Le gaullisme et vous
       

       
         
         

François-Xavier Decrecy

      Mon Général,

Avant de prendre la liberté de vous interroger sur un point précis, je voudrais vous donner ma définition du gaullisme.

Paradoxalement, je ne pense pas que le gaullisme, contrairement à «l'État» au sens de la Vème République, soit indissociable de votre personne. Ce que nous appelons aujourd'hui le gaullisme est pour moi cette touche de mégalomanie salvatrice qui permet à toute nation, mais aussi à toute personne humaine, de s'affirmer sans écraser les autres. Le gaullisme, c'est la fierté portée à un niveau tel qu'elle ne supporte pas l'intolérance. Du reste, vous avez toujours proclamé votre fierté d'être français, tout en invitant tous les autres peuples à être également fiers de leur nation. Le gaullisme est pour moi une valeur humaine universelle et non pas une valeur politique franco-française. Romain Gary, fidèle d'entre vos fidèles, n'a-t-il pas rapporté les aventures malheureuses d'un épicier chinois, heureux propriétaire d'une échoppe à Papeete, et gaulliste à tout crin?

Cela étant dit, j'aimerais revenir un instant à l'histoire proprement dite. Est-il vrai que vous avez contacté le Comte de Paris au plus fort de la crise algérienne? Lui avez-vous fait une proposition? Qu'aviez-vous en tête exactement ?

Je rends grâce au «machin révolutionnaire» qui me permet de vous adresser cette maladroite bafouille et vous souhaite une éternité à la mesure de vos ambitions.

FX

 

       

 

       

Charles de Gaulle

      Madame, Monsieur,

Je vous dirai tout d'abord que votre définition du gaullisme m'a ravi. Il m'est en effet fort réconfortant de constater qu'à votre époque trouble, selon ce que j'en comprends, certains, dont vous êtes indubitablement, ont compris que mon héritage politique ne devait pas se limiter aux frontières de notre cher et vieux pays.

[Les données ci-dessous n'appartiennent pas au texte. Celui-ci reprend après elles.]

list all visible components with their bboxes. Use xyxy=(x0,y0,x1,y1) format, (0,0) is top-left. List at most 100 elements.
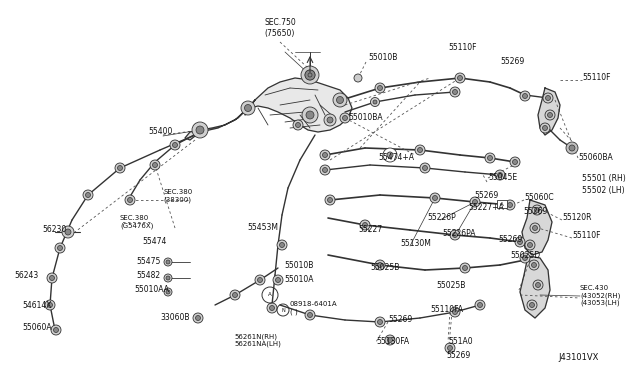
Circle shape xyxy=(533,280,543,290)
Circle shape xyxy=(495,170,505,180)
Text: 55130M: 55130M xyxy=(400,240,431,248)
Circle shape xyxy=(244,105,252,112)
Circle shape xyxy=(320,165,330,175)
Polygon shape xyxy=(245,78,352,132)
Circle shape xyxy=(387,337,392,343)
Circle shape xyxy=(342,115,348,121)
Circle shape xyxy=(378,86,383,90)
Text: 55226PA: 55226PA xyxy=(442,230,476,238)
Text: 55045E: 55045E xyxy=(488,173,517,183)
Text: 55060A: 55060A xyxy=(22,324,52,333)
Text: 55010B: 55010B xyxy=(368,54,397,62)
Text: 55025B: 55025B xyxy=(436,280,465,289)
Circle shape xyxy=(49,276,54,280)
Circle shape xyxy=(452,310,458,314)
Text: 55060BA: 55060BA xyxy=(578,154,612,163)
Circle shape xyxy=(547,112,552,118)
Circle shape xyxy=(232,292,237,298)
Text: 55474: 55474 xyxy=(142,237,166,247)
Circle shape xyxy=(58,246,63,250)
Circle shape xyxy=(164,258,172,266)
Circle shape xyxy=(293,120,303,130)
Text: 55269: 55269 xyxy=(388,315,412,324)
Circle shape xyxy=(375,260,385,270)
Circle shape xyxy=(543,93,553,103)
Text: 55025D: 55025D xyxy=(510,251,540,260)
Text: 55474+A: 55474+A xyxy=(378,154,414,163)
Circle shape xyxy=(277,240,287,250)
Circle shape xyxy=(450,307,460,317)
Text: 55502 (LH): 55502 (LH) xyxy=(582,186,625,195)
Circle shape xyxy=(445,343,455,353)
Circle shape xyxy=(305,70,315,80)
Circle shape xyxy=(532,205,542,215)
Circle shape xyxy=(529,260,539,270)
Circle shape xyxy=(522,93,527,99)
Circle shape xyxy=(545,96,550,100)
Circle shape xyxy=(543,125,547,131)
Circle shape xyxy=(150,160,160,170)
Circle shape xyxy=(447,346,452,350)
Circle shape xyxy=(505,200,515,210)
Circle shape xyxy=(378,320,383,324)
Circle shape xyxy=(301,66,319,84)
Circle shape xyxy=(51,325,61,335)
Circle shape xyxy=(527,300,537,310)
Text: 55010BA: 55010BA xyxy=(348,113,383,122)
Text: N: N xyxy=(281,308,285,312)
Circle shape xyxy=(125,195,135,205)
Circle shape xyxy=(325,195,335,205)
Circle shape xyxy=(323,167,328,173)
Circle shape xyxy=(47,302,52,308)
Circle shape xyxy=(566,142,578,154)
Text: 55110FA: 55110FA xyxy=(430,305,463,314)
Text: 55120R: 55120R xyxy=(562,214,591,222)
Circle shape xyxy=(45,300,55,310)
Text: 55269: 55269 xyxy=(474,190,499,199)
Circle shape xyxy=(520,253,530,263)
Circle shape xyxy=(433,196,438,201)
Text: 55482: 55482 xyxy=(136,272,160,280)
Text: SEC.380
(38300): SEC.380 (38300) xyxy=(163,189,192,203)
Circle shape xyxy=(513,160,518,164)
Circle shape xyxy=(569,145,575,151)
Circle shape xyxy=(257,278,262,282)
Text: SEC.750
(75650): SEC.750 (75650) xyxy=(264,18,296,38)
Circle shape xyxy=(530,223,540,233)
Circle shape xyxy=(230,290,240,300)
Circle shape xyxy=(458,76,463,80)
Text: 55226P: 55226P xyxy=(427,214,456,222)
Circle shape xyxy=(422,166,428,170)
Text: 55227: 55227 xyxy=(358,225,382,234)
Polygon shape xyxy=(520,256,550,318)
Text: J43101VX: J43101VX xyxy=(558,353,598,362)
Circle shape xyxy=(86,192,90,198)
Circle shape xyxy=(545,110,555,120)
Circle shape xyxy=(522,256,527,260)
Text: 33060B: 33060B xyxy=(160,314,189,323)
Circle shape xyxy=(166,276,170,280)
Circle shape xyxy=(525,240,535,250)
Circle shape xyxy=(193,313,203,323)
Text: 55060C: 55060C xyxy=(524,193,554,202)
Circle shape xyxy=(305,310,315,320)
Circle shape xyxy=(540,123,550,133)
Circle shape xyxy=(354,74,362,82)
Circle shape xyxy=(306,111,314,119)
Circle shape xyxy=(373,100,377,104)
Circle shape xyxy=(54,327,58,333)
Circle shape xyxy=(387,152,393,158)
Circle shape xyxy=(118,166,122,170)
Circle shape xyxy=(195,315,200,321)
Text: 55110F: 55110F xyxy=(582,74,611,83)
Polygon shape xyxy=(522,200,552,255)
Text: SEC.430
(43052(RH)
(43053(LH): SEC.430 (43052(RH) (43053(LH) xyxy=(580,285,620,307)
Text: 55501 (RH): 55501 (RH) xyxy=(582,173,626,183)
Circle shape xyxy=(164,274,172,282)
Text: 55269: 55269 xyxy=(500,58,524,67)
Text: 55269: 55269 xyxy=(446,352,470,360)
Circle shape xyxy=(452,232,458,237)
Circle shape xyxy=(430,193,440,203)
Text: 56243: 56243 xyxy=(14,270,38,279)
Circle shape xyxy=(415,145,425,155)
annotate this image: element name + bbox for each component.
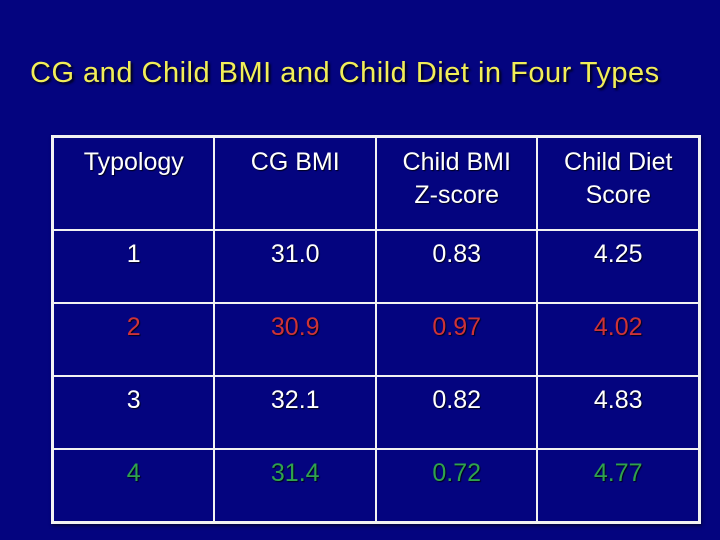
header-line-1: Child Diet (564, 148, 673, 176)
cell-bmi-zscore: 0.72 (374, 448, 539, 524)
header-cell-child-diet-score: Child Diet Score (536, 135, 701, 231)
table-row: 4 31.4 0.72 4.77 (51, 448, 701, 524)
table-row: 1 31.0 0.83 4.25 (51, 229, 701, 304)
table-body: 1 31.0 0.83 4.25 2 30.9 0.97 4.02 3 32.1… (51, 229, 701, 524)
header-cell-cg-bmi: CG BMI (213, 135, 377, 231)
table-header: Typology CG BMI Child BMI Z-score Child … (51, 135, 701, 231)
cell-typology: 4 (51, 448, 216, 524)
slide-title: CG and Child BMI and Child Diet in Four … (30, 57, 660, 89)
cell-diet-score: 4.83 (536, 375, 701, 450)
header-cell-typology: Typology (51, 135, 216, 231)
data-table-wrapper: Typology CG BMI Child BMI Z-score Child … (51, 135, 701, 524)
header-line-1: CG BMI (250, 148, 340, 176)
cell-typology: 1 (51, 229, 216, 304)
table-row: 3 32.1 0.82 4.83 (51, 375, 701, 450)
cell-bmi-zscore: 0.83 (374, 229, 539, 304)
header-line-1: Child BMI (402, 148, 511, 176)
cell-cg-bmi: 31.0 (213, 229, 377, 304)
cell-diet-score: 4.02 (536, 302, 701, 377)
header-cell-child-bmi-z-score: Child BMI Z-score (374, 135, 539, 231)
cell-cg-bmi: 32.1 (213, 375, 377, 450)
cell-bmi-zscore: 0.82 (374, 375, 539, 450)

En fait, le seul terme tiré de votre missive - pas si maladroite que cela, pas de fausse modestie avec de Gaulle - que je réfuterai, est «mégalomanie». Non pas que je pense qu'il ne s'applique pas à moi, non. Dictateur puant, tyran ou mégalomane, vous pensez bien que j'ai tout entendu: mon destin parle pour moi et par surcroît, l'Histoire me sanctionnera de son souverain jugement. Non, non: je réfute purement et simplement l'existence de la mégalomanie. Suivant moi, en effet, ce terme abusif et laid n'exprime que l'état dans lequel se trouve celui qui a décidé d'être grand. Le reste n'est que littérature.

Alors, me direz-vous, encore faut-il garder à l'esprit le cri du coeur de Chateaubriand, lancé à propos des ordonnances de Charles X: «l'ambition dont on n'a pas les talents est un crime!». Cela va de soi, vous répondrai-je, mais j'ajouterai que le choix de la grandeur contre la pusillanimité est déjà, en soi, l'expression du plus éclatant des talents: le panache.

Pour en terminer momentanément avec le gaullisme, j'ai déjà eu l'occasion de dire et de répéter, d'écrire et de réécrire, que ce que j'ai fait sera, un jour, source d'ardeur nouvelle après que j'aurai disparu. À mon sens, cette simple phrase est l'essence même du gaullisme. Remarquez qu'elle ne précise ni le temps, ni l'endroit, ni le contexte, ni même le cadre de la renaissance de cette ardeur. Il est en revanche rien moins que certain que cette renaissance s'appuiera sur quelques ardents, une poignée de grands hommes qui auront décidé de l'être. Serez-vous de ceux-ci?

J'en viens maintenant à vos questions qui concernent un sujet sur lequel je m'étais déjà largement exprimé dans une correspondance précédente, à laquelle je ne peux que vous inviter à vous référer pour de plus amples précisions.

Avais-je contacté le Comte de Paris pendant la crise algérienne? Certes, j'ai été en contact avec Henri d'Orléans, à cette époque-là comme à d'autres.

Lui avais-je fait une proposition? Pas plus que lorsque je m'étais mis en relation avec l'héritier de la Maison de France lorsque j'étais chef de la France Combattante, je n'avais de proposition à lui faire. Je l'ai consulté, simplement, ce qui me conduit à la réponse à votre dernière question.

Qu'avais-je en tête? La France ! Quoi d'autre?